Les échanges à Rabat ont révélé une convergence de vues totale sur la nécessité de défendre l’intégrité territoriale des États et de rejeter fermement toute ingérence extérieure menaçant la stabilité des gouvernements légitimes. Néanmoins, cette alliance bilatérale génère des inquiétudes régionales, particulièrement en Algérie, qui observe avec circonspection l’arrivée politique et financière des monarchies du Golfe à sa frontière occidentale.

La diplomatie marocaine déploie une stratégie astucieuse, exploitant la capacité d’investissement émiratie non seulement pour moderniser ses infrastructures vitales, mais également pour renforcer sa position dominante en Afrique du Nord.

Une diplomatie proactive et une stratégie de dissuasion face à l’incertitude mondiale

Les analystes internationaux s’accordent à souligner que l’importance de cette rencontre réside dans son caractère préventif. Plutôt que d’attendre l’aggravation des crises, le roi Mohammed VI et le cheikh Mohamed bin Zayed s’efforcent d’établir une ligne de conduite commune avant que les tensions au Levant ou en mer Rouge n’atteignent un seuil critique.

Si les deux délégations mettent publiquement l’accent sur le dialogue pour contenir l’escalade militaire, les discussions en privé explorent des pistes plus concrètes : une collaboration directe entre les services de renseignement pour surveiller les activités des groupes extrémistes et garantir la sécurité dans les zones de conflit.

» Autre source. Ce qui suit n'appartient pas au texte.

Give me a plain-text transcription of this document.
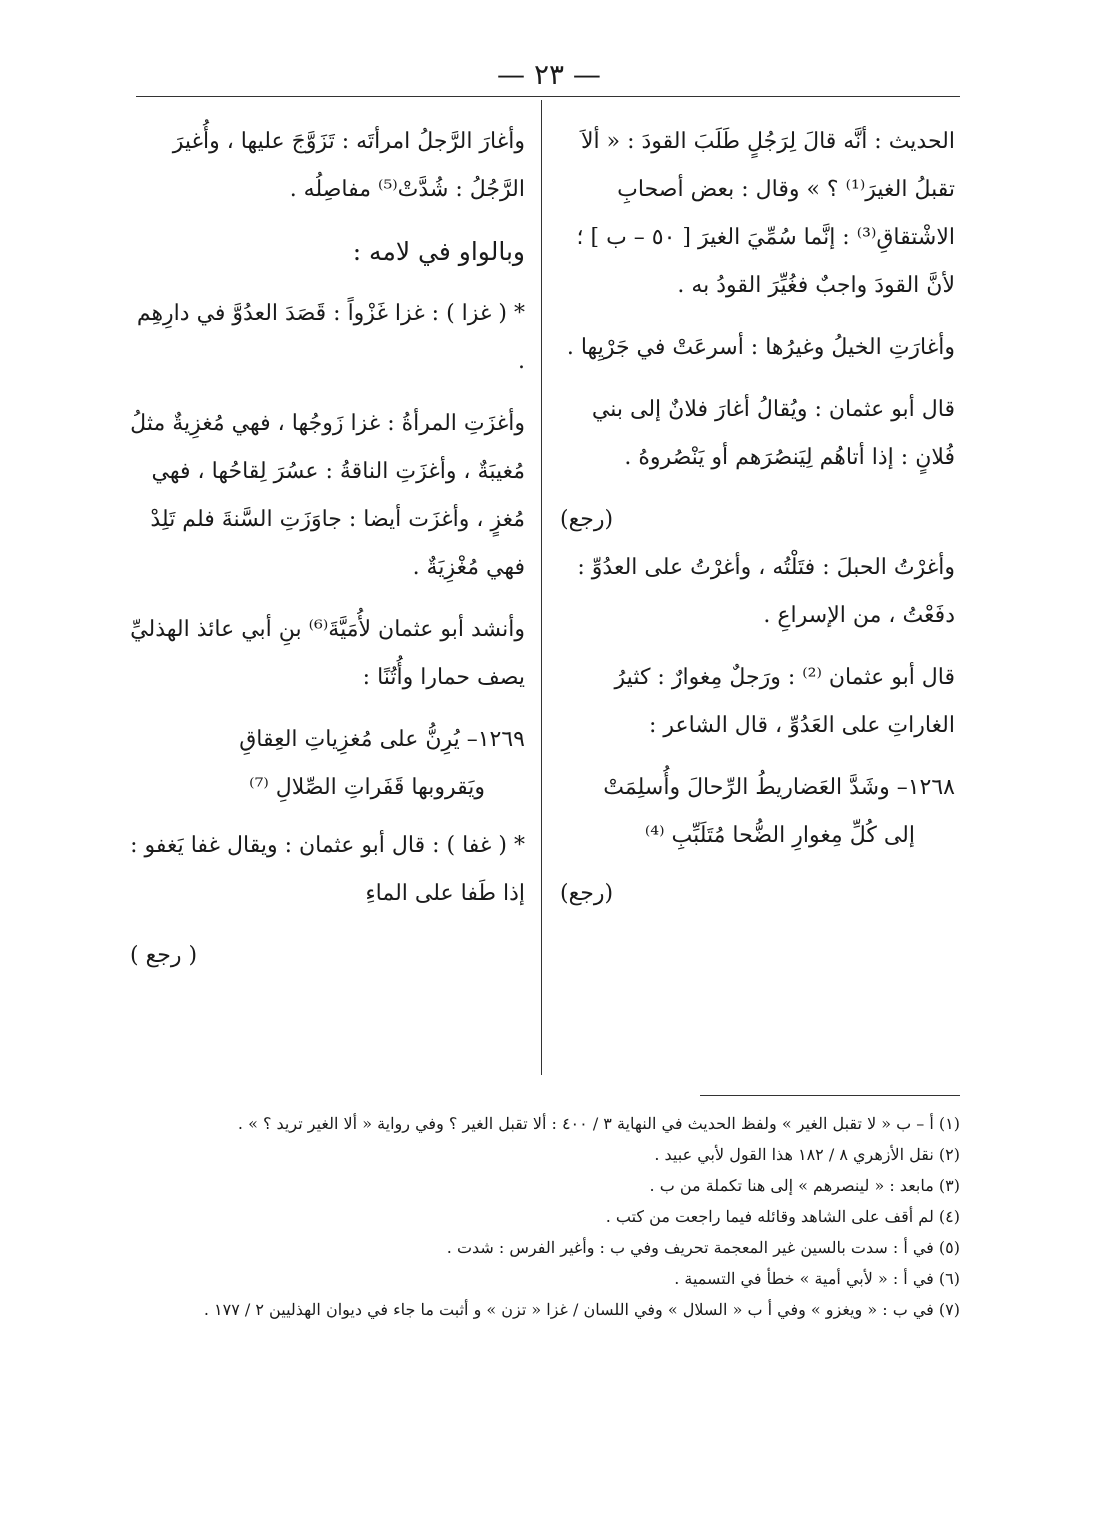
— ٢٣ —

الحديث : أنَّه قالَ لِرَجُلٍ طَلَبَ القودَ : « ألاَ تقبلُ الغيرَ⁽¹⁾ ؟ » وقال : بعض أصحابِ الاشْتقاقِ⁽³⁾ : إنَّما سُمِّيَ الغيرَ [ ٥٠ – ب ] ؛ لأنَّ القودَ واجبٌ فغُيِّرَ القودُ به .

وأغارَتِ الخيلُ وغيرُها : أسرعَتْ في جَرْيِها .

قال أبو عثمان : ويُقالُ أغارَ فلانٌ إلى بني فُلانٍ : إذا أتاهُم لِيَنصُرَهم أو يَنْصُروهُ .

(رجع)

وأغرْتُ الحبلَ : فتَلْتُه ، وأغرْتُ على العدُوِّ : دفَعْتُ ، من الإسراعِ .

قال أبو عثمان ⁽²⁾ : ورَجلٌ مِغوارٌ : كثيرُ الغاراتِ على العَدُوِّ ، قال الشاعر :

١٢٦٨– وشَدَّ العَضاريطُ الرِّحالَ وأُسلِمَتْ
إلى كُلِّ مِغوارِ الضُّحا مُتَلَبِّبِ ⁽⁴⁾
(رجع)

وأغارَ الرَّجلُ امرأتَه : تَزَوَّجَ عليها ، وأُغيرَ الرَّجُلُ : شُدَّتْ⁽⁵⁾ مفاصِلُه .

وبالواو في لامه :

* ( غزا ) : غزا غَزْواً : قَصَدَ العدُوَّ في دارِهِم .

وأغزَتِ المرأةُ : غزا زَوجُها ، فهي مُغزِيةٌ مثلُ مُغيبَةٌ ، وأغزَتِ الناقةُ : عسُرَ لِقاحُها ، فهي مُغزٍ ، وأغزَت أيضا : جاوَزَتِ السَّنةَ فلم تَلِدْ فهي مُغْزِيَةٌ .

وأنشد أبو عثمان لأُمَيَّةَ⁽⁶⁾ بنِ أبي عائذ الهذليِّ يصف حمارا وأُتُنًا :

١٢٦٩– يُرِنُّ على مُغزِياتِ العِقاقِ
ويَقروبها قَفَراتِ الصِّلالِ ⁽⁷⁾

* ( غفا ) : قال أبو عثمان : ويقال غفا يَغفو : إذا طَفا على الماءِ

( رجع )

(١) أ – ب « لا تقبل الغير » ولفظ الحديث في النهاية ٣ / ٤٠٠ : ألا تقبل الغير ؟ وفي رواية « ألا الغير تريد ؟ » .

(٢) نقل الأزهري ٨ / ١٨٢ هذا القول لأبي عبيد .

(٣) مابعد : « لينصرهم » إلى هنا تكملة من ب .

(٤) لم أقف على الشاهد وقائله فيما راجعت من كتب .

(٥) في أ : سدت بالسين غير المعجمة تحريف وفي ب : وأغير الفرس : شدت .

(٦) في أ : « لأبي أمية » خطأ في التسمية .

(٧) في ب : « ويغزو » وفي أ ب « السلال » وفي اللسان / غزا « تزن » و أثبت ما جاء في ديوان الهذليين ٢ / ١٧٧ .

Les déclarations officielles conjointes du ministère marocain des Affaires étrangères et de l’agence émiratie WAM confirment une vision de la sécurité qui transcende les frontières régionales. La complexité des crises actuelles impose une réévaluation des partenariats traditionnels, positionnant l’axe Rabat-Abou Dabi comme un pilier de stabilité essentiel dans le monde arabe.

À l’échelle planétaire, alors que les puissances occidentales apparaissent parfois désunies ou préoccupées par d’autres enjeux, la solidification de ce pôle de stabilité sur l’axe Atlantique-Golfe offre au Maroc et aux Émirats arabes unis une autonomie stratégique fondamentale pour l’avenir.